The Study of Microbial Structure: Microscopy and Specimen Preparation contd..
2. Scanning Electron Microscope
Here, the Specimen is subjected to a narrow electron beam which rapidly moves over the surface of it. This causes the release of secondary electrons which are corrected by a detector that generates an electronic signal. This signal are then scanned to produce the image. This electron microscope is used for visualizing three dimensional pictures(3D) .
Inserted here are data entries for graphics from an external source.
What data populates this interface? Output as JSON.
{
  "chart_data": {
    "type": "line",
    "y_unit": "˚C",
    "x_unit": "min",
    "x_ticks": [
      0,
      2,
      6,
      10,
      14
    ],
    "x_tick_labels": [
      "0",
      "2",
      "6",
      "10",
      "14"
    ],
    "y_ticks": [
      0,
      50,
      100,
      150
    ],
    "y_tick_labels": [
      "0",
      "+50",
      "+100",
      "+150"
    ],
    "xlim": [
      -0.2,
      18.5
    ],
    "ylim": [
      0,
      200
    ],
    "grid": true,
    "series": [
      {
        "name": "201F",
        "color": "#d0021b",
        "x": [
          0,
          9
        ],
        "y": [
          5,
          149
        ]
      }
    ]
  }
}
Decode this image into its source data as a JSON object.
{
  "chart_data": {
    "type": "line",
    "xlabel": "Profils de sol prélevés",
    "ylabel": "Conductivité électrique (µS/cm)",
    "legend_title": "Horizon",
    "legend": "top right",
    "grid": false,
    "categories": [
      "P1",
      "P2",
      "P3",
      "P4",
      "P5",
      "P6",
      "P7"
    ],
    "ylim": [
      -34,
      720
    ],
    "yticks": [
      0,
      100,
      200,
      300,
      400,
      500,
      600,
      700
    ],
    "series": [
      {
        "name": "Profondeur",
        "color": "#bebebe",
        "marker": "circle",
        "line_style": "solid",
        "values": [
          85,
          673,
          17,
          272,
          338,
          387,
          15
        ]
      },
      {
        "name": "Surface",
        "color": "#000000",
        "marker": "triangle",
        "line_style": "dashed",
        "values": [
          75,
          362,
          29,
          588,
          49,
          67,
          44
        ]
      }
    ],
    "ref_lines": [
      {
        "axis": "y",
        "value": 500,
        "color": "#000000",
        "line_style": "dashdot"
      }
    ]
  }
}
The previously described microscopes form an image from radiation
that has passed through a specimen. More recently the
scanning electron microscope (SEM) has been used to examine
the surfaces of microorganisms in great detail; many instruments
have a resolution of 7 nm or less. The SEM differs from
other electron microscopes in producing an image from electrons
emitted by an object’s surface rather than from transmitted
Specimen preparation is easy, and in some cases air-dried
material can be examined directly. Most often, however, microorganisms
must first be fixed, dehydrated, and dried to preserve
surface structure and prevent collapse of the cells when they
are exposed to the SEM’s high vacuum. Before viewing, dried
samples are mounted and coated with a thin layer of metal to prevent
the buildup of an electrical charge on the surface and to give
a better image.
The SEM scans a narrow, tapered electron beam back and
forth over the specimen. When the beam strikes a
particular area, surface atoms discharge a tiny shower of electrons
called secondary electrons, and these are trapped by a special detector.
Secondary electrons entering the detector strike a scintillator
causing it to emit light flashes that a photo multiplier converts
to an electrical current and amplifies. The signal is sent to a
cathode-ray tube and produces an image like a television picture which can be viewed or photographed.